There is no such consensus on anything religious, good or bad. It's a huge, barbed tangle and so many people are so tenderly caught up in it, taking so many different positions, depending upon their life experience and where they are in their journey.

Eventually, I will move through this emotional space. Eventually, I will have identified and given voice to all the bonds that held me, falsely defined me and eventually, I will find those things that still have value, that added beauty and clarity to my life.

Those are there too.

In the meantime, I must be in it. It's terrifying and freeing; it's terribly lonely and yet I am learning to connect more deeply to others, slowly, tentatively.

I feel a deep desire to turn and reach back, to help anyone else who is coming out of any kind of bondage. I want to give voice to any who might not yet have theirs, if that is possible.

I want to constantly be demonstrating and sharing the incredible love and grace of God in my own life. Grace is unmerited favor and this unmerited favor rests on us all.

I believe this is the good news- the best news- we are already reconciled to God through the life and death of His Son.
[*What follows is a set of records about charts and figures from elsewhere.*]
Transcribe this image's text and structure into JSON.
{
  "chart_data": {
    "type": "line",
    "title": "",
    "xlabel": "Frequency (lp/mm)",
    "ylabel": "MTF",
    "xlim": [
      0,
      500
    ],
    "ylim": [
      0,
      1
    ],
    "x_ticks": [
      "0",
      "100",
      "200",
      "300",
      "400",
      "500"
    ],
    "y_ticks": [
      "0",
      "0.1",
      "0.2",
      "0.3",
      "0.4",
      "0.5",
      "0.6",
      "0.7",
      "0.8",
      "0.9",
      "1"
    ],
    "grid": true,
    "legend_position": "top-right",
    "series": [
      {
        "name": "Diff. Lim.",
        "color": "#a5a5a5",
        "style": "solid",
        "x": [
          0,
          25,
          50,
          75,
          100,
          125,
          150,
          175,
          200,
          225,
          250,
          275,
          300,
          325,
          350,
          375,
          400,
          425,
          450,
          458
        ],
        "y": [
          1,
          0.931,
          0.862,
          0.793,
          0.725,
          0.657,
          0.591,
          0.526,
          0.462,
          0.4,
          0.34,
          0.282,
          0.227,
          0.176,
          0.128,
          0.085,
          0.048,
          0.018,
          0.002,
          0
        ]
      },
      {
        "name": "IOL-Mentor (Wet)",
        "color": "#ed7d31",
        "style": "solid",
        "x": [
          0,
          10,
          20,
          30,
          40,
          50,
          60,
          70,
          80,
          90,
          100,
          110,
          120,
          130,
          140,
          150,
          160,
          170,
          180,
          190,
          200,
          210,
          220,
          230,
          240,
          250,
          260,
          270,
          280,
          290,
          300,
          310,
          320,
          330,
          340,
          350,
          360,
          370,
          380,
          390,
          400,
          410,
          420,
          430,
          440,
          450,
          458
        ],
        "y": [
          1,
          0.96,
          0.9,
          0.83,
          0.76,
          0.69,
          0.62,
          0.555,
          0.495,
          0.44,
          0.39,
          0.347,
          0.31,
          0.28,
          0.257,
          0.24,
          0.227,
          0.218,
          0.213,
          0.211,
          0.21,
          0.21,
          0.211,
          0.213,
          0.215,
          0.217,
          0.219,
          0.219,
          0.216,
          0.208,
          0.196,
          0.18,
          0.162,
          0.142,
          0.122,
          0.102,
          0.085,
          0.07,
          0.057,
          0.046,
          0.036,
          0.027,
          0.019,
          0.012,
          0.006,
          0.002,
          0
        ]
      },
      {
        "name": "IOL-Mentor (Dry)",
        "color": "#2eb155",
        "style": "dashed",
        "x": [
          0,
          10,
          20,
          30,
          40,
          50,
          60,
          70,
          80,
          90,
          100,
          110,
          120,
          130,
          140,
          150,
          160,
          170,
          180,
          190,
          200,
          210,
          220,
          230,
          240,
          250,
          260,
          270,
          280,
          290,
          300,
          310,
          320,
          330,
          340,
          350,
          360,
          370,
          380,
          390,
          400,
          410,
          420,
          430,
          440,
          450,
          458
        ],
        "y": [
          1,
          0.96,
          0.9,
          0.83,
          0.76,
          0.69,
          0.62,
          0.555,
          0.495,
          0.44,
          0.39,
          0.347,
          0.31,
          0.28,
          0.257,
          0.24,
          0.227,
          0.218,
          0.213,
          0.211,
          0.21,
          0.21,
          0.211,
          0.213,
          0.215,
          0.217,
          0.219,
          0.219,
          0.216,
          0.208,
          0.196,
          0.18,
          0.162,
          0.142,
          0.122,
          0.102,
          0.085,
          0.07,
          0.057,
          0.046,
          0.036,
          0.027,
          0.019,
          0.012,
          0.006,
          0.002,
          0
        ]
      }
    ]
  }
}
He is fully with us, each of us. As we grow into this knowledge, our lives fill up with love, inside and out.

I often think about the kind of gentle irony that I am praying for the same people who are no doubt praying for me and how these prayers are no doubt meeting and mingling in God, who is the only One large enough and loving enough to untangle them and heal us.

This is a gentle and humbling thought, and I am often resting in it, in the mystery of His love that claims and moves through us all.